Le Pentagone a déclaré mardi qu'un mois d'attaques aériennes et maritimes soutenues a neutralisé efficacement la marine iranienne et réalisé un « changement de régime », alors même que le conflit s'étend avec de nouvelles menaces pour le transport maritime mondial qui ont poussé les prix du pétrole à leurs plus hauts niveaux en plus de trois ans.
Lors d'une conférence de presse, le secrétaire américain à la Défense, Pete Hegseth, a déclaré que l'opération Epic Fury, une campagne conjointe américano-israélienne débutée le 28 février, avait réussi à démanteler l'appareil de sécurité iranien. Il a confirmé que les frappes avaient détruit toutes les frégates de classe « Jamaran » de la marine iranienne et a averti Téhéran d'accepter un accord de paix sous peine de destruction supplémentaire.
« Le nouveau régime en Iran devrait être plus sage que le précédent », a déclaré Hegseth, faisant allusion à la nouvelle direction à Téhéran suite à la mort du Guide suprême Ali Khamenei. « Si l'Iran est sage, ils concluront un accord. Trump ne bluffe pas. »
La posture agressive des États-Unis survient alors que la guerre entre dans son deuxième mois, avec le Brent, la référence internationale, s'établissant près de 116 $ le baril, une hausse de plus de 55 % depuis le début du conflit. Les États-Unis ont effectué plus de 11 000 vols de combat et frappé un nombre égal de cibles, dégradant considérablement ce que le président Donald Trump a appelé la « base industrielle de défense » de l'Iran.
Blocus d'Ormuz et escalade des Houthis
Le principal moteur de l'agitation des marchés reste la fermeture effective par l'Iran du détroit d'Ormuz, un point de passage stratégique pour près de 20 % du transit quotidien mondial de pétrole et de gaz. Le blocus a retiré environ 16 millions de barils par jour des marchés mondiaux selon l'Energy Institute, créant la perturbation de l'approvisionnement la plus importante jamais enregistrée.
« On ne peut pas retirer 8 à 10 millions de barils de pétrole par jour et environ 20 % du marché du [gaz naturel liquéfié] de la scène mondiale sans avoir des répercussions significatives », a déclaré Ryan Lance, PDG de ConocoPhillips, lors de la conférence sur l'énergie CERAWeek.
La crise s'est aggravée ce week-end lorsque les militants Houthis du Yémen, soutenus par l'Iran, sont officiellement entrés en guerre en lançant des missiles sur Israël. Leur entrée menace le détroit de Bab-el-Mandeb, porte d'entrée sud de la mer Rouge, devenu une route alternative vitale pour le pétrole saoudien détourné du golfe Persique. Le volume de brut transitant par Bab-el-Mandeb a bondi de 21 % en mars, mais ces cargaisons sont désormais des cibles potentielles. Les analystes de Rystad Energy préviennent qu'une fermeture de ce second point stratégique pourrait propulser les prix du pétrole au-delà de 150 $ le baril.
Impasse diplomatique et renforcement militaire
Malgré les retombées économiques, les efforts diplomatiques restent au point mort. Le Pakistan doit accueillir des pourparlers entre les États-Unis et l'Iran, où Washington a présenté une proposition de paix en 15 points. Cependant, les responsables iraniens ont nié toute négociation directe en cours, le porte-parole du ministère des Affaires étrangères, Esmail Baghaei, affirmant n'avoir reçu que des « demandes excessives et déraisonnables » par des intermédiaires.

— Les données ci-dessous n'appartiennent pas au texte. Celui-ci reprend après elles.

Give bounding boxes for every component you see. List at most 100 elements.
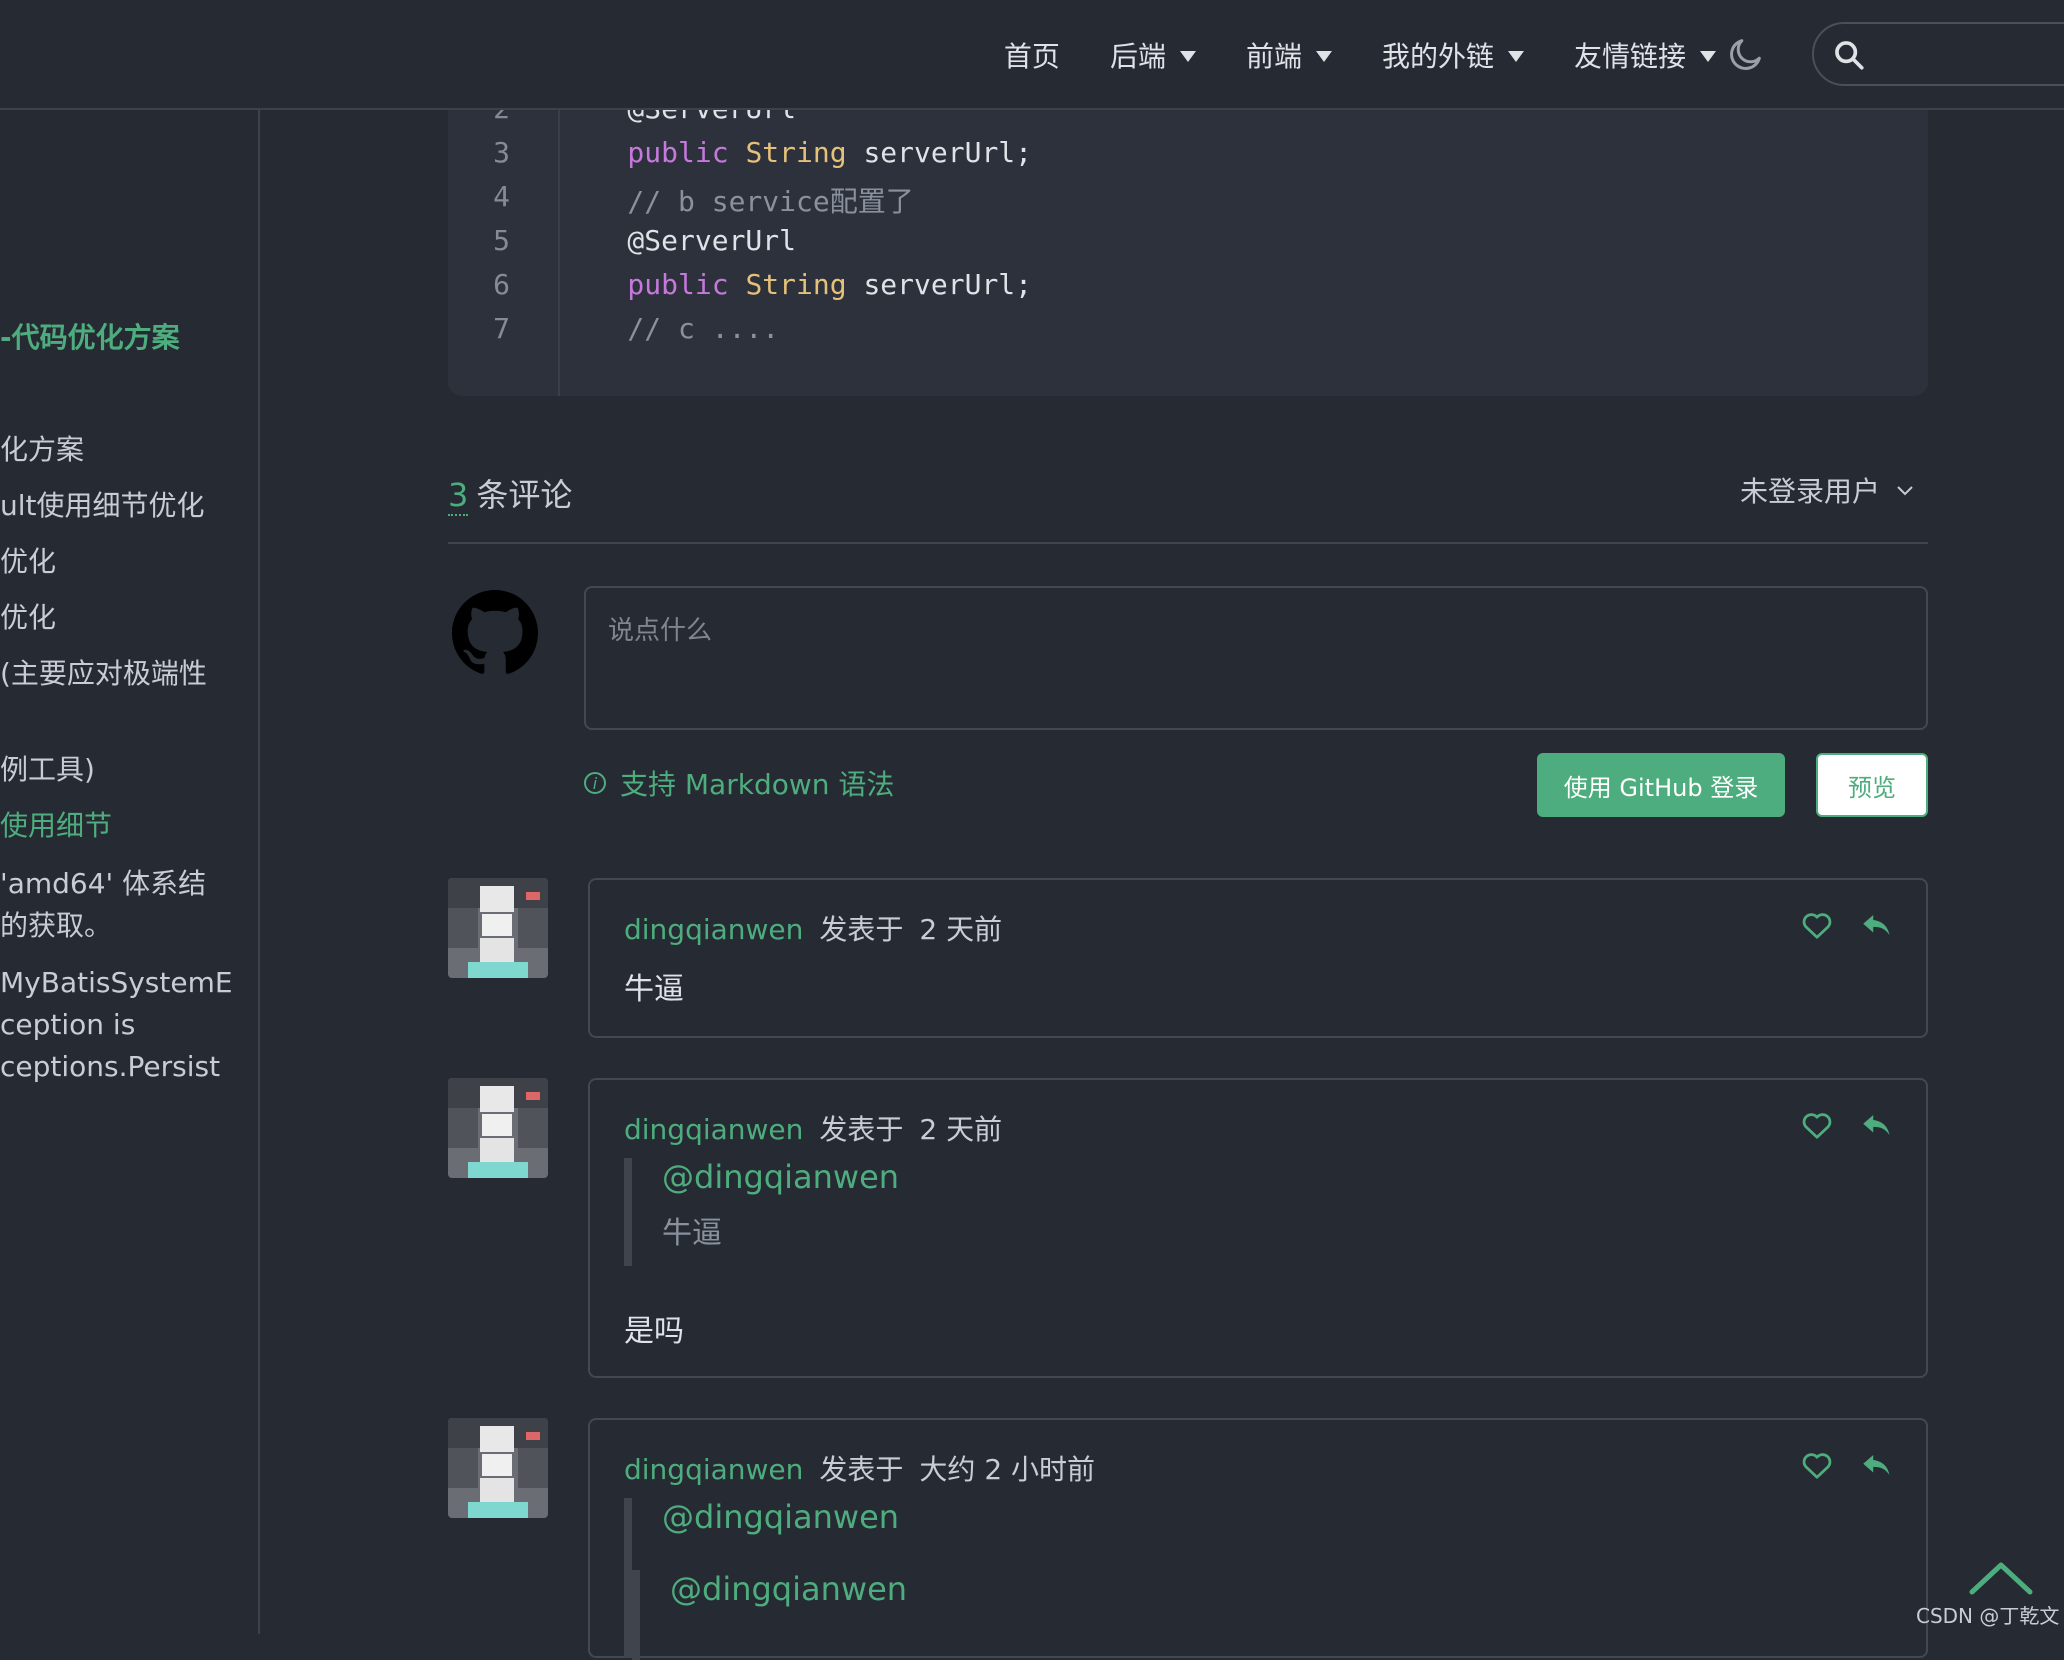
- avatar[interactable]: [448, 1078, 548, 1178]
- toc-item[interactable]: 优化: [0, 596, 56, 636]
- heart-icon[interactable]: [1802, 1452, 1832, 1480]
- quote-text: 牛逼: [662, 1216, 722, 1251]
- code-line: // b service配置了: [560, 180, 914, 220]
- info-icon: i: [584, 772, 606, 794]
- comment-header: dingqianwen 发表于 2 天前: [624, 1113, 1003, 1146]
- line-number: 3: [493, 136, 510, 169]
- line-number: 4: [493, 180, 510, 213]
- search-icon: [1835, 41, 1864, 70]
- reply-quote: @dingqianwen 牛逼: [624, 1158, 899, 1266]
- reply-icon[interactable]: [1862, 1452, 1892, 1478]
- quote-mention[interactable]: @dingqianwen: [662, 1498, 899, 1536]
- quote-mention[interactable]: @dingqianwen: [662, 1158, 899, 1196]
- code-line: @ServerUrl: [560, 224, 796, 257]
- search-input[interactable]: [1880, 34, 2064, 76]
- avatar[interactable]: [448, 1418, 548, 1518]
- nav-item-friend-links[interactable]: 友情链接: [1574, 35, 1716, 75]
- comment-body: 牛逼: [624, 972, 684, 1007]
- quote-mention[interactable]: @dingqianwen: [670, 1570, 907, 1608]
- user-menu-dropdown[interactable]: 未登录用户: [1740, 470, 1914, 510]
- toc-item[interactable]: ception is: [0, 1008, 135, 1041]
- line-number: 5: [493, 224, 510, 257]
- preview-button[interactable]: 预览: [1816, 753, 1928, 817]
- line-number: 7: [493, 312, 510, 345]
- comment-time: 2 天前: [919, 1113, 1003, 1146]
- caret-down-icon: [1507, 51, 1524, 62]
- toc-item[interactable]: 例工具): [0, 748, 95, 788]
- comment-card: dingqianwen 发表于 2 天前 @dingqianwen 牛逼 是吗: [588, 1078, 1928, 1378]
- comments-header: 3 条评论 未登录用户: [448, 458, 1928, 544]
- reply-icon[interactable]: [1862, 1112, 1892, 1138]
- comment-time: 大约 2 小时前: [919, 1453, 1096, 1486]
- nav-item-home[interactable]: 首页: [1004, 35, 1060, 75]
- code-line: @ServerUrl: [560, 110, 796, 125]
- back-to-top-icon[interactable]: [1968, 1560, 2034, 1596]
- code-line: public String serverUrl;: [560, 268, 1032, 301]
- toc-item[interactable]: -代码优化方案: [0, 316, 180, 356]
- code-token: serverUrl;: [846, 268, 1033, 301]
- dark-mode-moon-icon[interactable]: [1726, 34, 1766, 74]
- toc-item[interactable]: MyBatisSystemE: [0, 966, 233, 999]
- code-block: 2 3 4 5 6 7 @ServerUrl public String serverUr…: [448, 110, 1928, 396]
- avatar-photo: [448, 1418, 548, 1518]
- comment-textarea[interactable]: [584, 586, 1928, 730]
- nav-item-backend[interactable]: 后端: [1110, 35, 1196, 75]
- code-token: public: [560, 268, 729, 301]
- github-login-button[interactable]: 使用 GitHub 登录: [1537, 753, 1785, 817]
- toc-item[interactable]: 化方案: [0, 428, 84, 468]
- code-token: // c ....: [560, 312, 780, 345]
- code-token: String: [745, 268, 847, 301]
- watermark: CSDN @丁乾文: [1916, 1604, 2060, 1628]
- heart-icon[interactable]: [1802, 912, 1832, 940]
- comment-author[interactable]: dingqianwen: [624, 913, 803, 946]
- nested-reply-quote: @dingqianwen: [632, 1570, 907, 1660]
- caret-down-icon: [1315, 51, 1332, 62]
- comment-author[interactable]: dingqianwen: [624, 1453, 803, 1486]
- code-line: // c ....: [560, 312, 779, 345]
- code-token: public: [560, 136, 729, 169]
- code-token: @ServerUrl: [560, 224, 797, 257]
- comment-count-number: 3: [448, 476, 469, 516]
- toc-item-current[interactable]: 使用细节: [0, 804, 112, 844]
- avatar[interactable]: [448, 878, 548, 978]
- comment-header: dingqianwen 发表于 大约 2 小时前: [624, 1453, 1096, 1486]
- code-line: public String serverUrl;: [560, 136, 1032, 169]
- search-box[interactable]: [1812, 22, 2064, 86]
- caret-down-icon: [1179, 51, 1196, 62]
- avatar-photo: [448, 878, 548, 978]
- toc-item[interactable]: 的获取。: [0, 904, 112, 944]
- toc-item[interactable]: ceptions.Persist: [0, 1050, 220, 1083]
- line-number: 6: [493, 268, 510, 301]
- comment-card: dingqianwen 发表于 大约 2 小时前 @dingqianwen @din…: [588, 1418, 1928, 1660]
- toc-item[interactable]: 优化: [0, 540, 56, 580]
- comment-card: dingqianwen 发表于 2 天前 牛逼: [588, 878, 1928, 1038]
- avatar-photo: [448, 1078, 548, 1178]
- reply-quote: @dingqianwen @dingqianwen: [624, 1498, 907, 1660]
- sidebar-toc: -代码优化方案 化方案 ult使用细节优化 优化 优化 (主要应对极端性 例工具…: [0, 110, 260, 1634]
- nav-item-external-links[interactable]: 我的外链: [1382, 35, 1524, 75]
- nav-item-frontend[interactable]: 前端: [1246, 35, 1332, 75]
- code-token: serverUrl;: [846, 136, 1033, 169]
- github-icon: [452, 590, 538, 674]
- chevron-down-icon: [1897, 486, 1913, 496]
- comment-header: dingqianwen 发表于 2 天前: [624, 913, 1003, 946]
- reply-icon[interactable]: [1862, 912, 1892, 938]
- line-number-gutter: 2 3 4 5 6 7: [448, 110, 560, 396]
- code-token: String: [745, 136, 847, 169]
- toc-item[interactable]: 'amd64' 体系结: [0, 862, 206, 902]
- caret-down-icon: [1700, 51, 1716, 62]
- comment-time: 2 天前: [919, 913, 1003, 946]
- code-token: // b service配置了: [560, 185, 914, 218]
- line-number: 2: [493, 110, 510, 125]
- markdown-hint-link[interactable]: i 支持 Markdown 语法: [584, 763, 894, 803]
- toc-item[interactable]: (主要应对极端性: [0, 652, 207, 692]
- nav-links: 首页 后端 前端 我的外链 友情链接: [1004, 0, 1716, 110]
- heart-icon[interactable]: [1802, 1112, 1832, 1140]
- comment-count: 3 条评论: [448, 476, 573, 516]
- code-token: @ServerUrl: [560, 110, 796, 125]
- toc-item[interactable]: ult使用细节优化: [0, 484, 205, 524]
- comment-author[interactable]: dingqianwen: [624, 1113, 803, 1146]
- comment-body: 是吗: [624, 1314, 684, 1349]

Le président Trump a prolongé le délai pour d'éventuelles frappes sur les infrastructures énergétiques de l'Iran au 6 avril, affirmant que les discussions « se passent très bien ». Pourtant, le Pentagone continue d'amasser des forces dans la région, signalant des préparatifs pour un conflit prolongé. La 31e unité d'expédition marine est arrivée dans la zone du Commandement central américain, et des éléments de la 82e division aéroportée sont également en cours de déploiement.
Un rapport du Washington Post, citant des responsables américains, indique que le Pentagone prépare des plans pour des semaines d'opérations terrestres limitées, bien qu'aucune décision finale n'ait été prise. Le président du Parlement iranien, Mohammad Bagher Ghalibaf, a répondu par une menace, avertissant que les forces iraniennes « attendent l'arrivée des troupes américaines au sol pour les immoler ».
Le conflit a déjà fait des victimes des deux côtés. Les États-Unis ont fait état de 13 militaires tués et de près de 300 blessés. Le ministère iranien de la Santé a déclaré que plus de 2 000 personnes ont été tuées dans les frappes américano-israéliennes.